J’attends celui sur David Calvo avec impatience ;)
Heureuse que ça t’ait inspirée l’envie de lire, lire, lire ! :-) Tu n’es pas au bout d’excellentes surprises.
L’article sur Calvo devrait être écrit dans la semaine ;)
Article intéressant. Moi aussi, j’aime lire les livre de Colin dans toutes ses domaines. C’est dommage que ses livres ne sont pas si facile a trouver ici en Californie.
Je pense que Emmanuel Werner n’est pas un pseudonyme. J’ai vu son image sur le site web l’Atalante. (Ça ne prouve rien, mais….)

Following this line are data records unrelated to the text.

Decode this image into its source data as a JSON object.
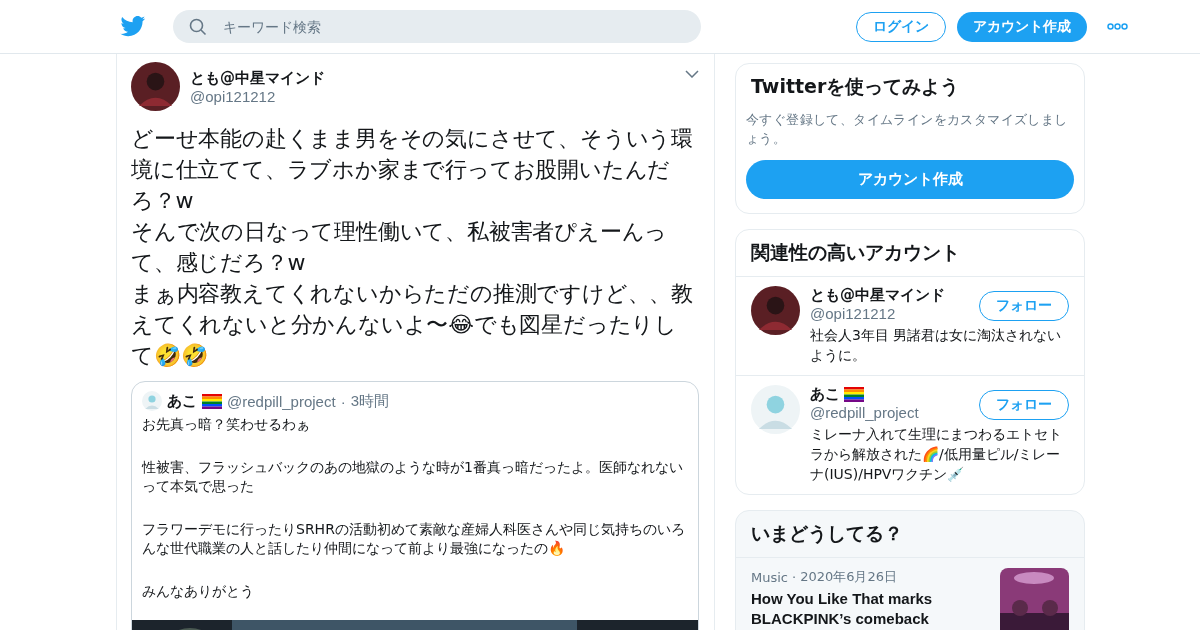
{
  "header": {
    "search": {
      "placeholder": "キーワード検索"
    },
    "login": "ログイン",
    "signup": "アカウント作成"
  },
  "tweet": {
    "name": "とも@中星マインド",
    "handle": "@opi121212",
    "text": "どーせ本能の赴くまま男をその気にさせて、そういう環境に仕立てて、ラブホか家まで行ってお股開いたんだろ？w\nそんで次の日なって理性働いて、私被害者ぴえーんって、感じだろ？w\nまぁ内容教えてくれないからただの推測ですけど、、教えてくれないと分かんないよ〜😂でも図星だったりして🤣🤣",
    "quote": {
      "name": "あこ",
      "handle": "@redpill_project",
      "separator": "·",
      "time": "3時間",
      "paragraphs": [
        "お先真っ暗？笑わせるわぁ",
        "性被害、フラッシュバックのあの地獄のような時が1番真っ暗だったよ。医師なれないって本気で思った",
        "フラワーデモに行ったりSRHRの活動初めて素敵な産婦人科医さんや同じ気持ちのいろんな世代職業の人と話したり仲間になって前より最強になったの🔥",
        "みんなありがとう"
      ]
    }
  },
  "signup_card": {
    "title": "Twitterを使ってみよう",
    "text": "今すぐ登録して、タイムラインをカスタマイズしましょう。",
    "button": "アカウント作成"
  },
  "related": {
    "title": "関連性の高いアカウント",
    "accounts": [
      {
        "name": "とも@中星マインド",
        "handle": "@opi121212",
        "bio": "社会人3年目 男諸君は女に淘汰されないように。",
        "follow": "フォロー",
        "flag": false
      },
      {
        "name": "あこ",
        "handle": "@redpill_project",
        "bio": "ミレーナ入れて生理にまつわるエトセトラから解放された🌈/低用量ピル/ミレーナ(IUS)/HPVワクチン💉",
        "follow": "フォロー",
        "flag": true
      }
    ]
  },
  "trends": {
    "title": "いまどうしてる？",
    "items": [
      {
        "category": "Music",
        "separator": "·",
        "date": "2020年6月26日",
        "headline": "How You Like That marks BLACKPINK’s comeback"
      }
    ]
  }
}
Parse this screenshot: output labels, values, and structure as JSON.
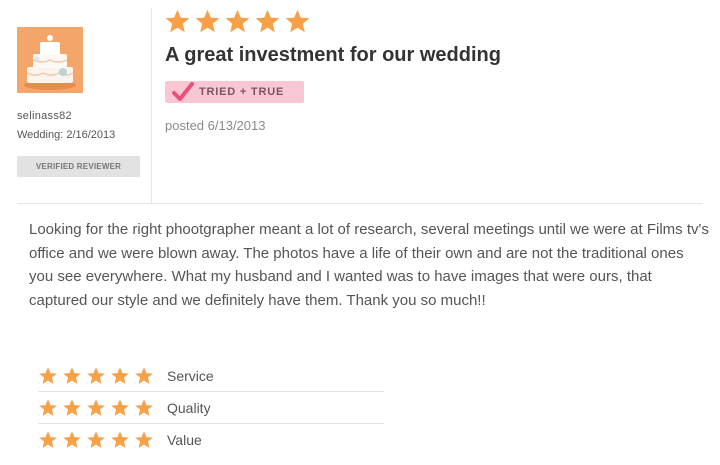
{
  "reviewer": {
    "username": "selinass82",
    "wedding_date": "Wedding: 2/16/2013",
    "verified_label": "VERIFIED REVIEWER",
    "avatar_icon": "wedding-cake-icon"
  },
  "review": {
    "overall_rating": 5,
    "rating_max": 5,
    "title": "A great investment for our wedding",
    "badge_label": "TRIED + TRUE",
    "posted": "posted 6/13/2013",
    "body": "Looking for the right phootgrapher meant a lot of research, several meetings until we were at Films tv's office and we were blown away. The photos have a life of their own and are not the traditional ones you see everywhere. What my husband and I wanted was to have images that were ours, that captured our style and we definitely have them. Thank you so much!!"
  },
  "ratings": [
    {
      "label": "Service",
      "stars": 5
    },
    {
      "label": "Quality",
      "stars": 5
    },
    {
      "label": "Value",
      "stars": 5
    }
  ],
  "colors": {
    "star": "#f7a047",
    "badge_pink": "#f9c7d3",
    "check_pink": "#e8527a",
    "avatar_bg": "#f3a56a"
  }
}
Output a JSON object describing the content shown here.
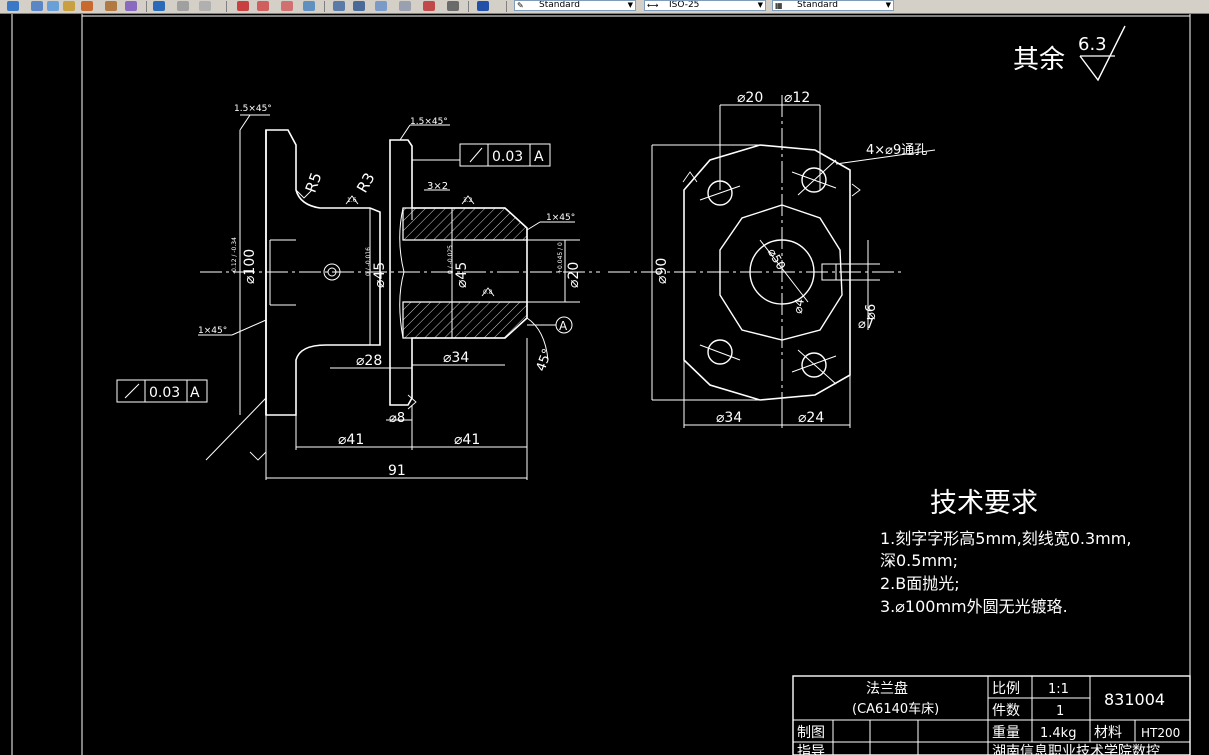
{
  "toolbar": {
    "text_style": "Standard",
    "dim_style": "ISO-25",
    "table_style": "Standard"
  },
  "colors": {
    "background": "#000000",
    "line": "#ffffff",
    "toolbar": "#d4d0c8"
  },
  "drawing": {
    "roughness_prefix": "其余",
    "roughness_value": "6.3",
    "front_view": {
      "chamfer_top_left": "1.5×45°",
      "chamfer_top_mid": "1.5×45°",
      "chamfer_right": "1×45°",
      "chamfer_left": "1×45°",
      "radius_1": "R5",
      "radius_2": "R3",
      "groove": "3×2",
      "tol_top_value": "0.03",
      "tol_top_ref": "A",
      "tol_left_value": "0.03",
      "tol_left_ref": "A",
      "d100": "⌀100",
      "d100_tol": "-0.12 / -0.34",
      "d45a": "⌀45",
      "d45a_tol": "0 / -0.016",
      "d45b": "⌀45",
      "d45b_tol": "0 / -0.025",
      "d20": "⌀20",
      "d20_tol": "+0.045 / 0",
      "d28": "⌀28",
      "d34": "⌀34",
      "d8": "⌀8",
      "d41a": "⌀41",
      "d41b": "⌀41",
      "length_91": "91",
      "angle_45": "45°",
      "datum": "A",
      "rough_08": "0.8",
      "rough_16": "1.6",
      "rough_32": "3.2"
    },
    "side_view": {
      "d20": "⌀20",
      "d12": "⌀12",
      "holes": "4×⌀9通孔",
      "d90": "⌀90",
      "d34": "⌀34",
      "d24": "⌀24",
      "d6": "⌀6",
      "d7": "⌀7",
      "d50": "⌀50",
      "d4": "⌀4"
    },
    "requirements": {
      "title": "技术要求",
      "line1": "1.刻字字形高5mm,刻线宽0.3mm,",
      "line2": "深0.5mm;",
      "line3": "2.B面抛光;",
      "line4": "3.⌀100mm外圆无光镀珞."
    },
    "title_block": {
      "part_name": "法兰盘",
      "machine": "(CA6140车床)",
      "scale_label": "比例",
      "scale_value": "1:1",
      "qty_label": "件数",
      "qty_value": "1",
      "drawing_no": "831004",
      "drawn_label": "制图",
      "weight_label": "重量",
      "weight_value": "1.4kg",
      "material_label": "材料",
      "material_value": "HT200",
      "guide_label": "指导",
      "school": "湖南信息职业技术学院数控"
    }
  }
}
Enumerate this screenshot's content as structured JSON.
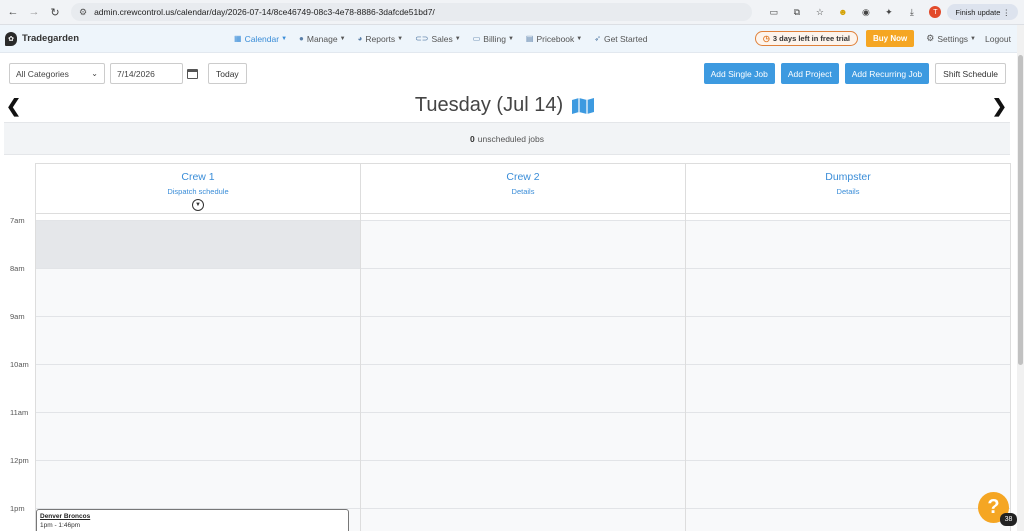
{
  "browser": {
    "url": "admin.crewcontrol.us/calendar/day/2026-07-14/8ce46749-08c3-4e78-8886-3dafcde51bd7/",
    "profile_initial": "T",
    "finish_update": "Finish update"
  },
  "nav": {
    "brand": "Tradegarden",
    "menu": [
      {
        "label": "Calendar",
        "icon": "calendar-icon"
      },
      {
        "label": "Manage",
        "icon": "person-icon"
      },
      {
        "label": "Reports",
        "icon": "palette-icon"
      },
      {
        "label": "Sales",
        "icon": "handshake-icon"
      },
      {
        "label": "Billing",
        "icon": "card-icon"
      },
      {
        "label": "Pricebook",
        "icon": "book-icon"
      },
      {
        "label": "Get Started",
        "icon": "rocket-icon"
      }
    ],
    "trial": "3 days left in free trial",
    "buy": "Buy Now",
    "settings": "Settings",
    "logout": "Logout",
    "accent": "#3a8dd8"
  },
  "toolbar": {
    "category": "All Categories",
    "date": "7/14/2026",
    "today": "Today",
    "add_single": "Add Single Job",
    "add_project": "Add Project",
    "add_recurring": "Add Recurring Job",
    "shift_schedule": "Shift Schedule"
  },
  "day": {
    "title": "Tuesday (Jul 14)",
    "unscheduled_count": "0",
    "unscheduled_label": "unscheduled jobs"
  },
  "crews": [
    {
      "name": "Crew 1",
      "link": "Dispatch schedule"
    },
    {
      "name": "Crew 2",
      "link": "Details"
    },
    {
      "name": "Dumpster",
      "link": "Details"
    }
  ],
  "hours": [
    "7am",
    "8am",
    "9am",
    "10am",
    "11am",
    "12pm",
    "1pm"
  ],
  "job": {
    "title": "Denver Broncos",
    "time": "1pm - 1:46pm"
  },
  "help": {
    "icon": "?",
    "count": "38"
  }
}
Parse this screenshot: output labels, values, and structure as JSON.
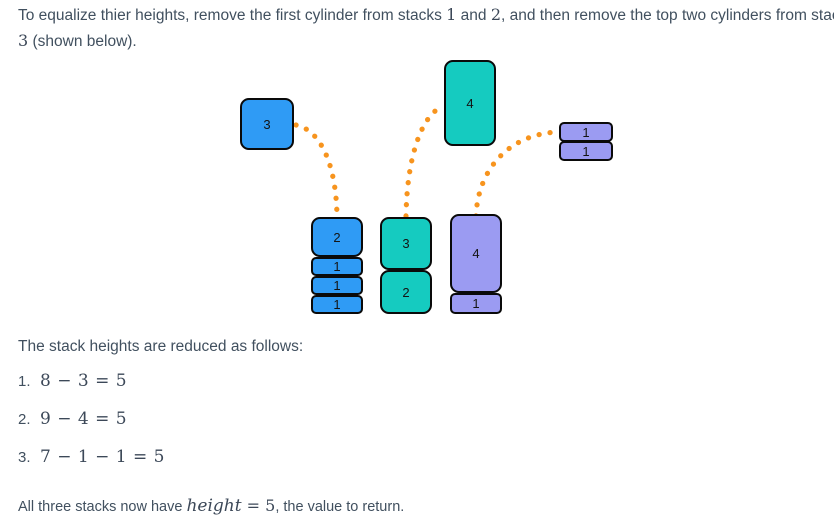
{
  "intro": {
    "part1": "To equalize thier heights, remove the first cylinder from stacks ",
    "n1": "1",
    "part2": " and ",
    "n2": "2",
    "part3": ", and then remove the top two cylinders from stack ",
    "n3": "3",
    "part4": " (shown below)."
  },
  "reduced_heading": "The stack heights are reduced as follows:",
  "equations": [
    {
      "num": "1.",
      "text": "8 − 3 = 5"
    },
    {
      "num": "2.",
      "text": "9 − 4 = 5"
    },
    {
      "num": "3.",
      "text": "7 − 1 − 1 = 5"
    }
  ],
  "conclusion": {
    "part1": "All three stacks now have ",
    "var": "height",
    "eq": " = ",
    "value": "5",
    "part2": ", the value to return."
  },
  "colors": {
    "blue": "#2f9bf5",
    "teal": "#15cbc0",
    "purple": "#9b9bf2",
    "outline": "#0a0a0a",
    "arrow": "#f7941e",
    "text": "#41505f"
  },
  "diagram": {
    "removed": [
      {
        "name": "removed-stack1-cylinder",
        "label": "3",
        "color": "blue"
      },
      {
        "name": "removed-stack2-cylinder",
        "label": "4",
        "color": "teal"
      },
      {
        "name": "removed-stack3-cylinder-top",
        "label": "1",
        "color": "purple"
      },
      {
        "name": "removed-stack3-cylinder-second",
        "label": "1",
        "color": "purple"
      }
    ],
    "stacks": [
      {
        "name": "stack-1",
        "color": "blue",
        "cylinders": [
          {
            "label": "2"
          },
          {
            "label": "1"
          },
          {
            "label": "1"
          },
          {
            "label": "1"
          }
        ]
      },
      {
        "name": "stack-2",
        "color": "teal",
        "cylinders": [
          {
            "label": "3"
          },
          {
            "label": "2"
          }
        ]
      },
      {
        "name": "stack-3",
        "color": "purple",
        "cylinders": [
          {
            "label": "4"
          },
          {
            "label": "1"
          }
        ]
      }
    ]
  }
}
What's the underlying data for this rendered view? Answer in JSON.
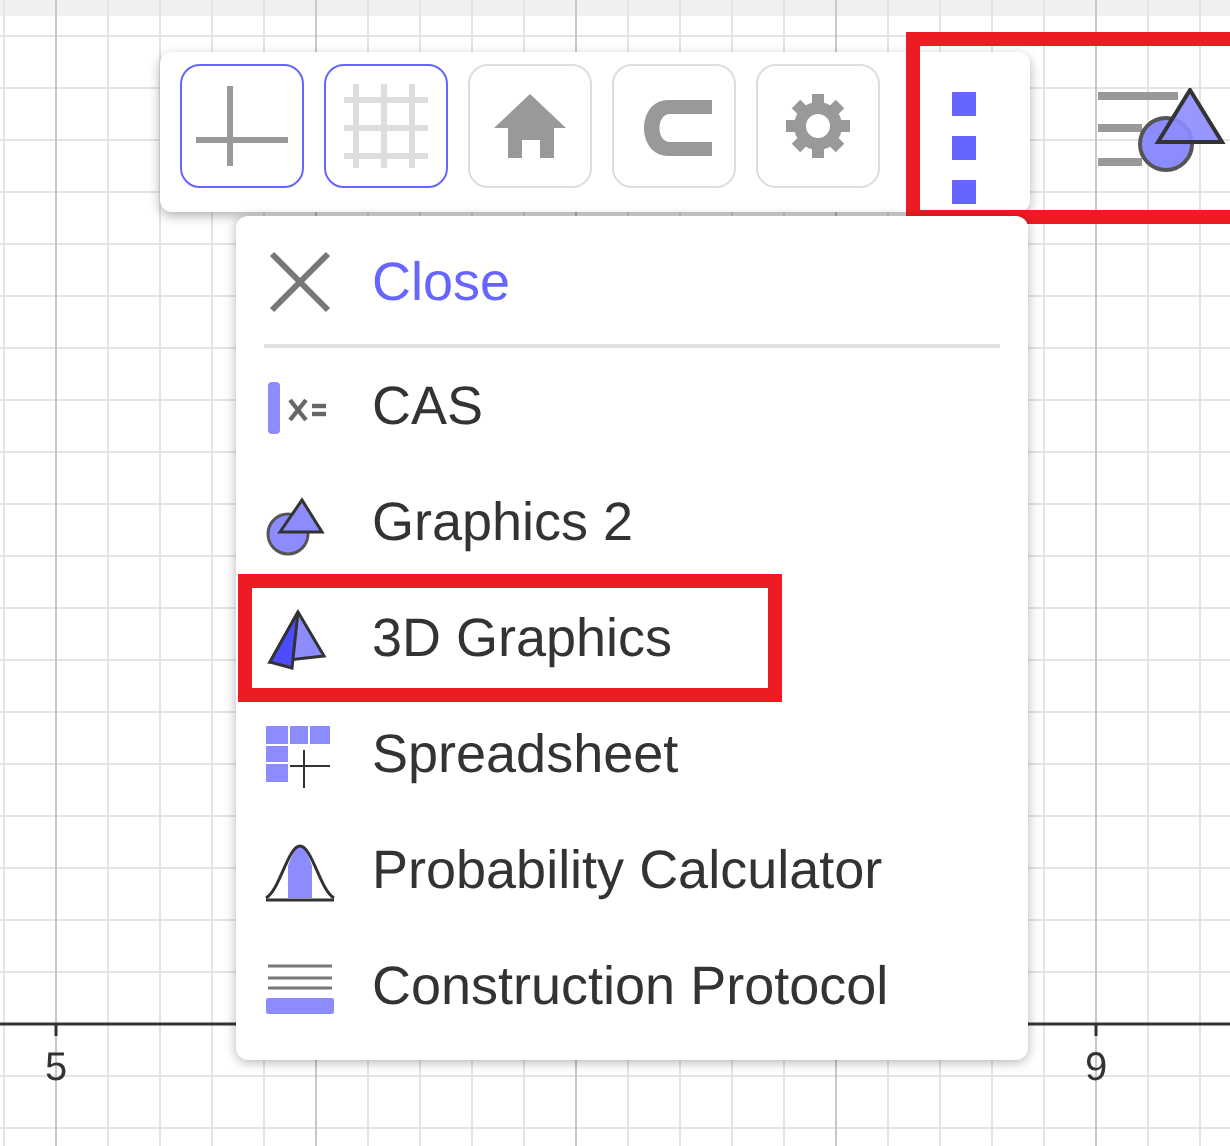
{
  "toolbar": {
    "buttons": [
      {
        "kind": "axes",
        "on": true
      },
      {
        "kind": "grid",
        "on": true
      },
      {
        "kind": "home",
        "on": false
      },
      {
        "kind": "snap",
        "on": false
      },
      {
        "kind": "settings",
        "on": false
      }
    ],
    "highlighted": true
  },
  "menu": {
    "close": "Close",
    "items": [
      {
        "kind": "cas",
        "label": "CAS",
        "highlighted": false
      },
      {
        "kind": "graphics2",
        "label": "Graphics 2",
        "highlighted": false
      },
      {
        "kind": "graphics3d",
        "label": "3D Graphics",
        "highlighted": true
      },
      {
        "kind": "spreadsheet",
        "label": "Spreadsheet",
        "highlighted": false
      },
      {
        "kind": "probability",
        "label": "Probability Calculator",
        "highlighted": false
      },
      {
        "kind": "protocol",
        "label": "Construction Protocol",
        "highlighted": false
      }
    ]
  },
  "axis": {
    "labels": [
      "5",
      "9"
    ]
  }
}
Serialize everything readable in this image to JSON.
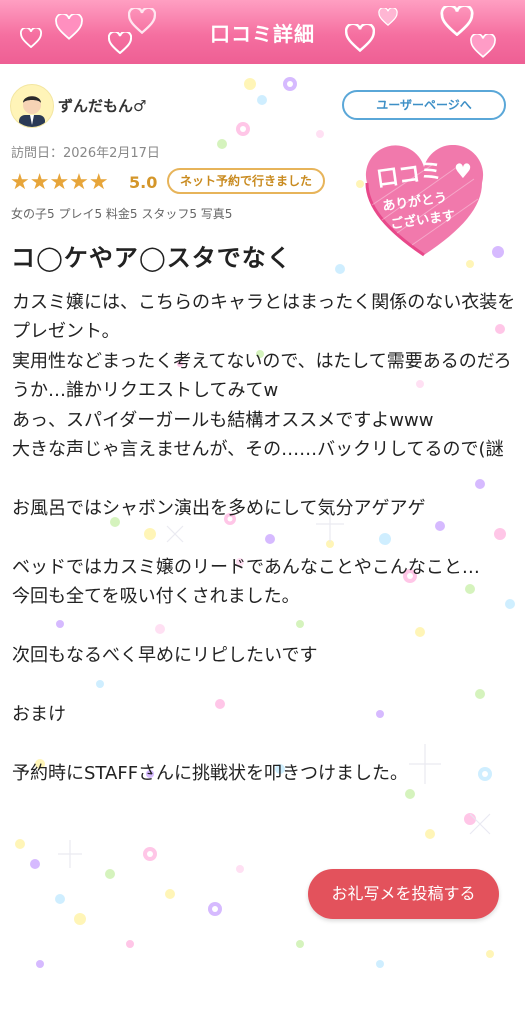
{
  "header": {
    "title": "口コミ詳細"
  },
  "user": {
    "name": "ずんだもん♂",
    "user_page_button": "ユーザーページへ",
    "avatar_icon": "avatar-man-icon"
  },
  "review": {
    "visit_date": "訪問日：2026年2月17日",
    "stars": "★★★★★",
    "rating": "5.0",
    "net_badge": "ネット予約で行きました",
    "sub_ratings": "女の子5 プレイ5 料金5 スタッフ5 写真5",
    "title": "コ◯ケやア◯スタでなく",
    "body": "カスミ嬢には、こちらのキャラとはまったく関係のない衣装をプレゼント。\n実用性などまったく考えてないので、はたして需要あるのだろうか…誰かリクエストしてみてw\nあっ、スパイダーガールも結構オススメですよwww\n大きな声じゃ言えませんが、その……バックリしてるので(謎\n\nお風呂ではシャボン演出を多めにして気分アゲアゲ\n\nベッドではカスミ嬢のリードであんなことやこんなこと…\n今回も全てを吸い付くされました。\n\n次回もなるべく早めにリピしたいです\n\nおまけ\n\n予約時にSTAFFさんに挑戦状を叩きつけました。"
  },
  "stamp": {
    "line1": "口コミ",
    "line2": "ありがとう",
    "line3": "ございます"
  },
  "post_button": {
    "label": "お礼写メを投稿する"
  },
  "colors": {
    "header_pink": "#f56fa0",
    "star_gold": "#e7a53a",
    "user_btn_blue": "#5aa7d8",
    "post_btn_red": "#e3525c",
    "stamp_pink": "#e8488a"
  }
}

David Calvo, lui, c’est autre chose! Il se cache avec plusieurs pseudos sur twitter, facebook, etc..
Bonjour,
Et pardon, tout d’abord, d’avoir mis tant de temps à modérer ce commentaire, les vacances m’ont conduite loin du web et de ma plateforme wordpress.
Merci, tout d’abord, pour votre commentaire !
Je maintiens toutefois : Emmanuel Werner est un pseudonyme de Colin, il l’a reconnu lui-même lors d’une discussion sur le site actusf ;-) Il a certainement utilisé le nom et la photo d’un proche !
Quant à Calvo… c’est effectivement autre chose, et il faudrait que j’arrête de remettre à plus tard la monographie que je voulais lui consacrer et à laquelle je n’ai pas encore réussi à donner une forme satisfaisante, à mes yeux.